Professor Peter Frankopan
Peter Frankopan is Professor of Global History and Director of the Oxford Centre for Byzantine Research. He is also UNESCO Professor of Silk Roads Studies at King’s College, Cambridge. He read History at Jesus College, Cambridge before doing his doctorate at Corpus Christi College, Oxford where he was Senior Scholar. He came to Worcester as a Junior Research Fellow in 1997 and has been Senior Research Fellow since 2000.
Peter has been named as one of the World’s 50 Top Thinkers (Prospect), ‘the rockstar historian du jour’ (Sunday Times) and the ‘first great historian of the 21st century’ by Brazil’s DCM magazine.
Peter works on the history of Russia, Ukraine, the Middle East, Iran, Central and South Asia and China.
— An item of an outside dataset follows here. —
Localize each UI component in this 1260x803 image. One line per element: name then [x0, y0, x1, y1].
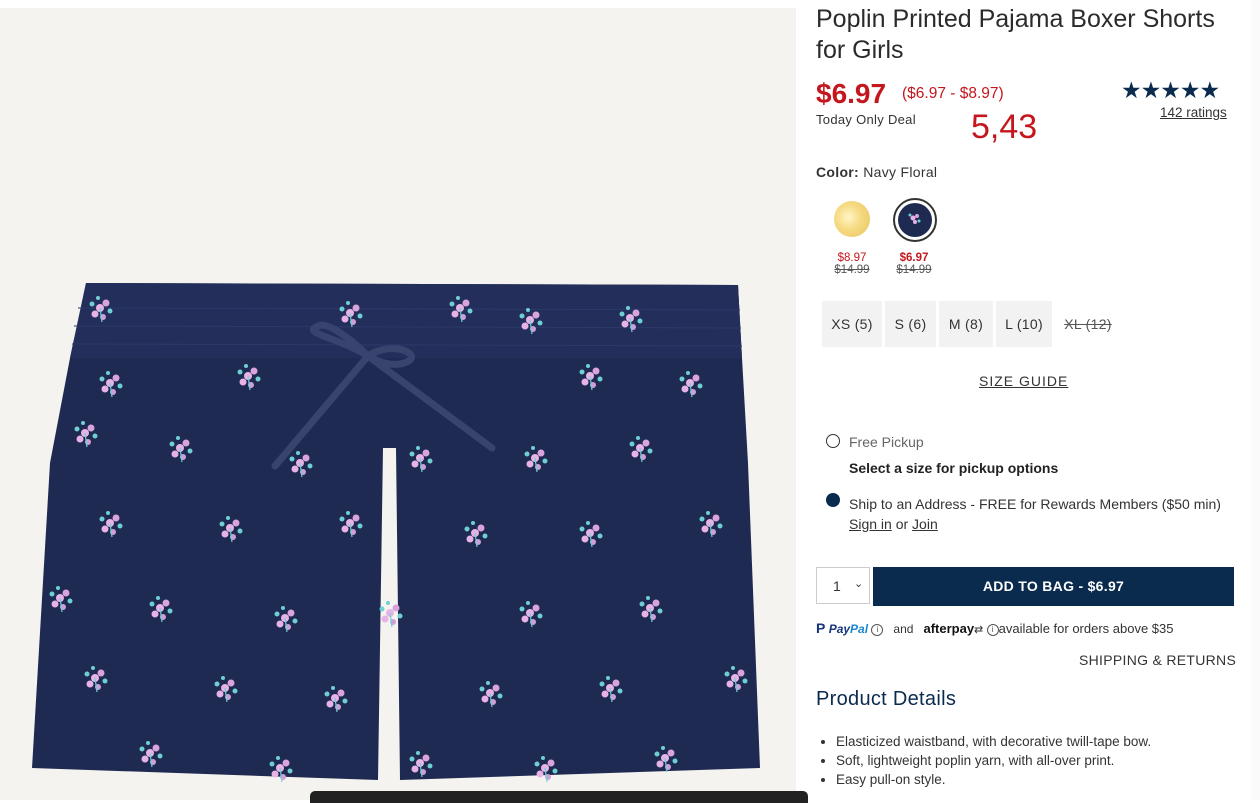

His book The First Crusade: The Call from the East (2012) was described as ‘overturning a millennium of scholarship’ and the most significant contribution to rethinking the origins and course of the First Crusade for a generation.’
His book, The Silk Roads: A New History of the World (2015) was Sunday Times Book of the Decade, New York Times Bestseller and topped the non-fiction charts in the UK, UAE, India, China and beyond. It was described as ‘magnificent’ (Sunday Times) ‘ dazzling’ (Guardian), ‘a rare book that makes you question your assumptions about the world’ (Wall St Journal), ‘a treasure’ (Libre Belgique), ‘phenomenal’ (Die Welt), ‘a joy’ (Le Point) and ‘not just the most important history book in years, but the most important in decades’ (Berliner Zeitung). It was named one of the 25 most important books translated into Chinese of the last forty years, alongside Pride and Prejudice and The Great Gatsby.
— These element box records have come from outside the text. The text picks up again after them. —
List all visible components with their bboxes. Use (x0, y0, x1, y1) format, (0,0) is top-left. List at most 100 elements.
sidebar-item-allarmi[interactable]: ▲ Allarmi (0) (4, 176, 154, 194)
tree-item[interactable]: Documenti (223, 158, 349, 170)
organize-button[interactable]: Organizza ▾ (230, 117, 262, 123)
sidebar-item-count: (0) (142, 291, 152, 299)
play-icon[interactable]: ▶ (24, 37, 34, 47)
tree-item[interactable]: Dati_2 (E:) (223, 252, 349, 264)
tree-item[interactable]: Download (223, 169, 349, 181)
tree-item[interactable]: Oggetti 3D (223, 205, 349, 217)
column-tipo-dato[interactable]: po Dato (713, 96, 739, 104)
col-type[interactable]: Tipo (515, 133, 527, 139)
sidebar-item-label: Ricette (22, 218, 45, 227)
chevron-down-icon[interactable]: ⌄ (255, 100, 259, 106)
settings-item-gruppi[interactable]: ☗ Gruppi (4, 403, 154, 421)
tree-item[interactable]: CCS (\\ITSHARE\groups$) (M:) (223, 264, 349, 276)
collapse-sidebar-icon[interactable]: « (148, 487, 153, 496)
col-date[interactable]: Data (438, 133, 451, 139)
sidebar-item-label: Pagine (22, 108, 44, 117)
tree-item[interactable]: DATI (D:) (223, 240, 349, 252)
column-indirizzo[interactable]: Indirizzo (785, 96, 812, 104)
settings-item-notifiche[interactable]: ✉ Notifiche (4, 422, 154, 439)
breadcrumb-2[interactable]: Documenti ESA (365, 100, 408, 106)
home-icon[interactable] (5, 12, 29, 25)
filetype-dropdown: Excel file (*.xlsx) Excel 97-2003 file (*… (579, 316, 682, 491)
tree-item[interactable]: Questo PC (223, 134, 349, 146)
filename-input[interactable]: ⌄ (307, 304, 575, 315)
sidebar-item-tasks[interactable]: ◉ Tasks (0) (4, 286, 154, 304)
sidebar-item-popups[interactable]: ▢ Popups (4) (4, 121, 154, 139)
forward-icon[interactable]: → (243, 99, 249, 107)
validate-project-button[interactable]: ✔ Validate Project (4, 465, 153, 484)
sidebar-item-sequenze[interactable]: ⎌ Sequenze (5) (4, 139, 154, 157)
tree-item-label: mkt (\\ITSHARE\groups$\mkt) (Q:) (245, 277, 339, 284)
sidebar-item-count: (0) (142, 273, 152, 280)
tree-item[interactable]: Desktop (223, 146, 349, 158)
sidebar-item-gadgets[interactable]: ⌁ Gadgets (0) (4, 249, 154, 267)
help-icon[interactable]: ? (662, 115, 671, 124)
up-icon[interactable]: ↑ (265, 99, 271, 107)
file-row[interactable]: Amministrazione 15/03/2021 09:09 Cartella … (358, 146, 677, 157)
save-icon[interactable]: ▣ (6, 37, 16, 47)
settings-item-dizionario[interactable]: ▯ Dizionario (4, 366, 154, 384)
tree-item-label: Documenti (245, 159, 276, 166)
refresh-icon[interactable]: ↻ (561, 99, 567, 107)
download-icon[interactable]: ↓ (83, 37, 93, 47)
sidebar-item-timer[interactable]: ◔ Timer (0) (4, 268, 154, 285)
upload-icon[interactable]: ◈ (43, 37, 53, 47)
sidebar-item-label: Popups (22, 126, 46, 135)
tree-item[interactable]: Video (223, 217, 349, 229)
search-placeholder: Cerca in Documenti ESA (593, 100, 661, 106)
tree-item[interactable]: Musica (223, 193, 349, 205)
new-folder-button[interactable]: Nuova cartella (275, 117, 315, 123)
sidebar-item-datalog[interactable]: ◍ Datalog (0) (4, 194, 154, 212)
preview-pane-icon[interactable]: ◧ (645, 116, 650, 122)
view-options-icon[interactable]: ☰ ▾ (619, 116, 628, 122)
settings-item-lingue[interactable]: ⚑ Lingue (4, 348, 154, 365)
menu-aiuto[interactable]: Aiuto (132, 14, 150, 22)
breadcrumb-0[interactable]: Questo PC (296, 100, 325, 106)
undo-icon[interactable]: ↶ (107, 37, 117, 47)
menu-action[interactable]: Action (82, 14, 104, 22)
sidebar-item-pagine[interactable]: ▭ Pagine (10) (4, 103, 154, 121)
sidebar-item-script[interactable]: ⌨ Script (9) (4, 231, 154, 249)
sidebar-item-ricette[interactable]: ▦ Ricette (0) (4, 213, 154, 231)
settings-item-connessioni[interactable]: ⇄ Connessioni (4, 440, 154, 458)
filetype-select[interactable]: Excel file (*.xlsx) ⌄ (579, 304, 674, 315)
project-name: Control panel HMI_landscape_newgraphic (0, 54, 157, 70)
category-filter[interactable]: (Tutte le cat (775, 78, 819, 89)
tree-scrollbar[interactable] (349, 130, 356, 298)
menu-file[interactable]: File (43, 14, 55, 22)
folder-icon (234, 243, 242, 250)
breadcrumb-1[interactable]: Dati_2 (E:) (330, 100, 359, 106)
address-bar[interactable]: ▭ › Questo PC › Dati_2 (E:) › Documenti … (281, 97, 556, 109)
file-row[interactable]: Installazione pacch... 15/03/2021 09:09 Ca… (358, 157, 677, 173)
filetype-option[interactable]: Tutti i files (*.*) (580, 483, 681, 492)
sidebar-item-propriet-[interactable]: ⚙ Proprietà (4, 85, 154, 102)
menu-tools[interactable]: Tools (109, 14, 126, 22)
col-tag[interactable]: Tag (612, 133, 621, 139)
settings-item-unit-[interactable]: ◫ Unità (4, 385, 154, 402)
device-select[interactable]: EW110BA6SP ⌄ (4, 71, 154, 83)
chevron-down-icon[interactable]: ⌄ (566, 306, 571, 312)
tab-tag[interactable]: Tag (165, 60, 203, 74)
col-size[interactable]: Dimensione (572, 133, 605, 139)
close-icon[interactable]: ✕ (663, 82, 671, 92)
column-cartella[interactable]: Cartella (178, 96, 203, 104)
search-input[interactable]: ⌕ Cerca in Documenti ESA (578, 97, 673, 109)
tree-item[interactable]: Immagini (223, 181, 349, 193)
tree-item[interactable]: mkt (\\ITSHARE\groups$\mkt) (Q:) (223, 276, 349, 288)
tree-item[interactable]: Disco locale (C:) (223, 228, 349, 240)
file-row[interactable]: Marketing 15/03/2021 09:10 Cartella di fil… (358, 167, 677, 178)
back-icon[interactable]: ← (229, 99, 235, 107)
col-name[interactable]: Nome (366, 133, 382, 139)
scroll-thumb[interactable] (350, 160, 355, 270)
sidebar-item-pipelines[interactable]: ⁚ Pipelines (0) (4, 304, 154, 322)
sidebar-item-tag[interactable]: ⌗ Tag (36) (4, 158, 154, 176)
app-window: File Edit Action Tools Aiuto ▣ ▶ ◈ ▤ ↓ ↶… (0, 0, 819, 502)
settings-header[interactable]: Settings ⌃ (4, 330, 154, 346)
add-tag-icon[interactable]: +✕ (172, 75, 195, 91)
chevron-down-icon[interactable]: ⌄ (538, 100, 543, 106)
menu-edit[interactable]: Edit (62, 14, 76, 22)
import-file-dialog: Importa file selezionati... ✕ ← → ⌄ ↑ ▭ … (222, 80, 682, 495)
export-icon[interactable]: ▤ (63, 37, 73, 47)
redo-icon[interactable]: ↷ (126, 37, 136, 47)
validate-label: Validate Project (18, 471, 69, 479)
His most recent book is The Earth Transformed: an Untold History which looks at the natural environment and the role it has played in shaping the past. An instant bestseller in the UK, Australia, the Netherlands, Canada and Germany, it has been described as ‘a mighty history….an endlessly fascinating book’ with the ‘the intellectual weight and dramatic force of a tsunami’ (The Times), ‘masterly’ (Observer), ‘a dazzling compendium of global research’ (Spectator), ‘an epic historical saga’ (TLS) ‘a staggering, almost insanely ambitious book’ (Volkskrant) and ‘a remarkable piece of work’ (New Indian Express). It is ‘a completely new view of the history of mankind, which sheds a different light on our own future’ (Die Zeit), one that blends ‘brilliant historical writing and cutting-edge scientific research’ (Arab News). ‘Humanity has transformed the Earth’ said the Financial Times, ‘Frankopan transforms our understanding of history.’